On September 5, Chola Finance achieved a remarkable milestone in the share market investment landscape. The company's stock surged by 4%, reaching an all-time high of Rs 1,797. This impressive gain came in the wake of Goldman Sachs initiating a 'buy' rating for Chola Finance, which has driven significant interest and confidence in the stock.
Goldman Sachs' positive outlook
Goldman Sachs analysts have provided a bullish forecast for Chola Finance, highlighting several key factors behind their optimistic view. They anticipate a substantial improvement in the company's Return on Assets (ROA) profile, supported by robust loan growth and market share gains. The analysts predict an impressive Earnings Per Share (EPS) Compound Annual Growth Rate (CAGR) of 33% from FY24 to FY27, reflecting strong future earnings potential.
Market performance comparison
Chola Finance's stock performance this year has notably outpaced the broader market. While the Nifty 50 index has risen by 16% year-to-date, Chola Finance's shares have surged by over 20%. This significant outperformance underscores the company's strong position and effective market strategies.
Quarterly results highlight the strength
The company's recent financial results further support the positive outlook. For the June quarter, Chola Finance reported a substantial 29.7% year-on-year increase in profit-after-tax, amounting to Rs 942 crore. Additionally, total income rose by 41% year-on-year to Rs 5,828 crore, and disbursements increased by 22% to Rs 24,332 crore in Q1 FY25. These figures reflect the company's strong financial health and growth trajectory.

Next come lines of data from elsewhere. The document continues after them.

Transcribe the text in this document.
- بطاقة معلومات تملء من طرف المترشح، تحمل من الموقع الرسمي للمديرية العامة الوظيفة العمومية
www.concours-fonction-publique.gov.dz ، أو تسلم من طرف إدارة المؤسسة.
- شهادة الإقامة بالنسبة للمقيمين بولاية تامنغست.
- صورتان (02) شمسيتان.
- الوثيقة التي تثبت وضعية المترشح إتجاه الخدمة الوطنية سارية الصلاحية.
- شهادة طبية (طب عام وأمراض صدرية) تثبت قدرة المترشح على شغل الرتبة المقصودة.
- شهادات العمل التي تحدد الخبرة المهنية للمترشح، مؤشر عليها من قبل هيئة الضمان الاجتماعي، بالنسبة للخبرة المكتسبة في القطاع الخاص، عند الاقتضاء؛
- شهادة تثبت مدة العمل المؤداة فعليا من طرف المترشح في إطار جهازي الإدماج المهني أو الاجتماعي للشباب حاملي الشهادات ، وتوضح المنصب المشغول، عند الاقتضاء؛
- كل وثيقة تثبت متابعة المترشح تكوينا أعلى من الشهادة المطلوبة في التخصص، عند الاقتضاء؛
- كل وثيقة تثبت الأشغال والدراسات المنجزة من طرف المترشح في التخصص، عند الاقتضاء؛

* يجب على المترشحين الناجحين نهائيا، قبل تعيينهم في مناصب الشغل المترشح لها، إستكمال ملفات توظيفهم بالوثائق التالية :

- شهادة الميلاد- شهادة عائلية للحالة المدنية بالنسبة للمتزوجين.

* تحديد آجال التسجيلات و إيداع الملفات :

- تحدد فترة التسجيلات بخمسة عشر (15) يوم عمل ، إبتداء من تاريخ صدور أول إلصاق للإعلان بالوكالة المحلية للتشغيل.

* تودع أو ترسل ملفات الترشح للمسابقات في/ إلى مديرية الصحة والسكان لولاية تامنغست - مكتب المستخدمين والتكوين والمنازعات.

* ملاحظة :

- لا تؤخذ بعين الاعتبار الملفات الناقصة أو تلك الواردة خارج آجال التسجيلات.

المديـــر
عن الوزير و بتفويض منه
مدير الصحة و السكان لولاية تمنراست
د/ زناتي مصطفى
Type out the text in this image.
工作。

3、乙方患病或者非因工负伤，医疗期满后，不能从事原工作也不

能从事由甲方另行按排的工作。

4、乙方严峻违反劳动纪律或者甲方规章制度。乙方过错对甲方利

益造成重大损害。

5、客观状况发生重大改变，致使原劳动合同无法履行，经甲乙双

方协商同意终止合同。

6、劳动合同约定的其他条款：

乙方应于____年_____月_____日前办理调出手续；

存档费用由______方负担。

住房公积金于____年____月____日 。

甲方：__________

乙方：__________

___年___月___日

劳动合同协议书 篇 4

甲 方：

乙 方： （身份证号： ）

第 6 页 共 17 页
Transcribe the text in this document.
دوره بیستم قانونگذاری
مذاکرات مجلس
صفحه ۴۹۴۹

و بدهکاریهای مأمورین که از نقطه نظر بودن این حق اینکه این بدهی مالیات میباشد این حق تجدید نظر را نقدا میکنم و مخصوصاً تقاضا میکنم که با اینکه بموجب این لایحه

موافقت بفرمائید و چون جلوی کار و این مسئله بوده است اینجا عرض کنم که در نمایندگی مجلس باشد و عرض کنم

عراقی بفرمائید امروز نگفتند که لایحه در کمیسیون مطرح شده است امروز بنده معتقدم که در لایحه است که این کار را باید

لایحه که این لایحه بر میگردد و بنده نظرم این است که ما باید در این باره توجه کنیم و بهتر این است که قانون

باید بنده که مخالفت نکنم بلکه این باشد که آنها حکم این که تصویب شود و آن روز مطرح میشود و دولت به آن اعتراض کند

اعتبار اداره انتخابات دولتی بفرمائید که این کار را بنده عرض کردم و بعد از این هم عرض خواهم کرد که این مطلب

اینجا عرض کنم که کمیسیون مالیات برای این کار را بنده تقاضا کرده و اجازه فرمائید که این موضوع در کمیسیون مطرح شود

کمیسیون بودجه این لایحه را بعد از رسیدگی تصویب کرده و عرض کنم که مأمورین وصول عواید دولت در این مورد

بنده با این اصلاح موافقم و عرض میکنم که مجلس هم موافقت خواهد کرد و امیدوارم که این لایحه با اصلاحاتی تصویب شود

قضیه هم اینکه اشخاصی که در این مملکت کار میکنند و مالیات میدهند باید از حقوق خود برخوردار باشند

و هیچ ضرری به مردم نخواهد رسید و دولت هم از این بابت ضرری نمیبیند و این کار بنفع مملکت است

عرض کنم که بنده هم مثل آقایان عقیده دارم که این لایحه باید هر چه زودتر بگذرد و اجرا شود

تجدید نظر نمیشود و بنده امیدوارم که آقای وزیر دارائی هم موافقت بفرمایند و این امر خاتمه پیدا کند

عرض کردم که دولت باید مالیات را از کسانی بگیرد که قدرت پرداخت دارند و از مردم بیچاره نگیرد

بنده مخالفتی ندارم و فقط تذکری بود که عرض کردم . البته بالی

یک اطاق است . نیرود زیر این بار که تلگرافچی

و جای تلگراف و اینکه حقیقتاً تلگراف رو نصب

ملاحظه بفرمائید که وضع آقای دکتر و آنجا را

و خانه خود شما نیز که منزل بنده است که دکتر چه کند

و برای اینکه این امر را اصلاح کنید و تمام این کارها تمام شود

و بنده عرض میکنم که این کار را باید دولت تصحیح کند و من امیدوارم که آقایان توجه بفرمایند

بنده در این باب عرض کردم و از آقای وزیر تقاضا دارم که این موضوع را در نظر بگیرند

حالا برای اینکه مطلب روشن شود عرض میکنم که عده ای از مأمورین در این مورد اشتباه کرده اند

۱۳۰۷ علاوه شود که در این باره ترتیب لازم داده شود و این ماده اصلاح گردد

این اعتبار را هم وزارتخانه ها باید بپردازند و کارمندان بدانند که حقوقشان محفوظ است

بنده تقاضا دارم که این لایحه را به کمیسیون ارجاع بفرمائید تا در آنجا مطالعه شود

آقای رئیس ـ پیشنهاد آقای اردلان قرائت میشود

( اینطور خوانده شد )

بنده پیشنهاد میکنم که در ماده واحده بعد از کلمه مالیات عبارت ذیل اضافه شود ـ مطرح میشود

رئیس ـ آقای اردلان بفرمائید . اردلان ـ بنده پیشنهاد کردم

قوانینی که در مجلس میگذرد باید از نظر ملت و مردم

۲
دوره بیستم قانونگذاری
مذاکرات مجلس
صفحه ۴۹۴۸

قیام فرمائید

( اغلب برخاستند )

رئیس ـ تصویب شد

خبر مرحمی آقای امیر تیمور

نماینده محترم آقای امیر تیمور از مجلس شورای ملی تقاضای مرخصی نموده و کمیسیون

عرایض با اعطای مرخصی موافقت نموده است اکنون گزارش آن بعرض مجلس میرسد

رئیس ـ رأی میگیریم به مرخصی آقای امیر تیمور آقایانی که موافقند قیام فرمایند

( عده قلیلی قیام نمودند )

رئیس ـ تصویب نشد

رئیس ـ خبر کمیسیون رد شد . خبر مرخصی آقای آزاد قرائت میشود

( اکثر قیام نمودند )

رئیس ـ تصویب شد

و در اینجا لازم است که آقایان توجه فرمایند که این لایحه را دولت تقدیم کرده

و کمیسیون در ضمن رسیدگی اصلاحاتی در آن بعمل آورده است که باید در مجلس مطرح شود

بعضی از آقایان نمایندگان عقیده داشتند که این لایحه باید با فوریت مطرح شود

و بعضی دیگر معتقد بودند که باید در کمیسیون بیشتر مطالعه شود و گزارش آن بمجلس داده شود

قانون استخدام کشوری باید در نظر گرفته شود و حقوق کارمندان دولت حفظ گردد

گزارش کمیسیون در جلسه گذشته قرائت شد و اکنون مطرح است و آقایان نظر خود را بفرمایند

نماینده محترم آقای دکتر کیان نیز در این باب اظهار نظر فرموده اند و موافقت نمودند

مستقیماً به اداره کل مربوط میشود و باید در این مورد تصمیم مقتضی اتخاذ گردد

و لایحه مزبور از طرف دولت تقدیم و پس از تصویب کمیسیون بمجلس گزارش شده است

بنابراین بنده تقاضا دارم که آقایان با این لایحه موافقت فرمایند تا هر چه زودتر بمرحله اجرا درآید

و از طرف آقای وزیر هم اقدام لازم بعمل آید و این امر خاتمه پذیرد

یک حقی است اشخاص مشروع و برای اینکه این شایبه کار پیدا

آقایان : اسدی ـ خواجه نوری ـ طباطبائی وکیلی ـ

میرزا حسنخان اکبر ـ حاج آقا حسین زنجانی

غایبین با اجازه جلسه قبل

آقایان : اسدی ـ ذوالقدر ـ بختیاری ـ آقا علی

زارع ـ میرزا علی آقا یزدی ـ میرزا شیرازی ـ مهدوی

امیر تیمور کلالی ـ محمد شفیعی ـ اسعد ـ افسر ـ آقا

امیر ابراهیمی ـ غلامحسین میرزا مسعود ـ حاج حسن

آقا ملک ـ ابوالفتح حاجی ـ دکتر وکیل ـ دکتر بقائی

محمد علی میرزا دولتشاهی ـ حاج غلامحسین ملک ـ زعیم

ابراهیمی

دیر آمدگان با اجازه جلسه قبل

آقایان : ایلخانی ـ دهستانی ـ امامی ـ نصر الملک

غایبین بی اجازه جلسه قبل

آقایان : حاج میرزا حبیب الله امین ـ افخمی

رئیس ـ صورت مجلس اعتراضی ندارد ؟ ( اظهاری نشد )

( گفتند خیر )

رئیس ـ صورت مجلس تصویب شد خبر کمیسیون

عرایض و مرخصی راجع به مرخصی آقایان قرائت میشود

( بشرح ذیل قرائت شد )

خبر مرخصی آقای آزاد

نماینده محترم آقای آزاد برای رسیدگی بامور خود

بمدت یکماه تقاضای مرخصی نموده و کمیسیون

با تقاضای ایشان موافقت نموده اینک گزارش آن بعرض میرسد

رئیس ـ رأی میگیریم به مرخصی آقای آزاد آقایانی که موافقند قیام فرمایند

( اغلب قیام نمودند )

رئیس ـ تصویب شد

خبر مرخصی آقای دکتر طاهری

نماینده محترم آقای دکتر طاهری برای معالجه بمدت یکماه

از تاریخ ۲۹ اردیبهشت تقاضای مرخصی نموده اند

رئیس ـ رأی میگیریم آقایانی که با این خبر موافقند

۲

Analyst endorsements and future projections
Supporting the positive sentiment, analysts at HDFC Securities have also maintained a favourable view of Chola Finance. They have issued an 'add' rating with a target price of Rs 1,500 per share. HDFC Securities highlights the company's ongoing product diversification beyond vehicle finance, expecting it to drive healthy loan growth and robust profitability. The anticipated Return on Equity (RoE) of around 20% is expected to be bolstered by efficiency gains, which will offset normalised credit costs.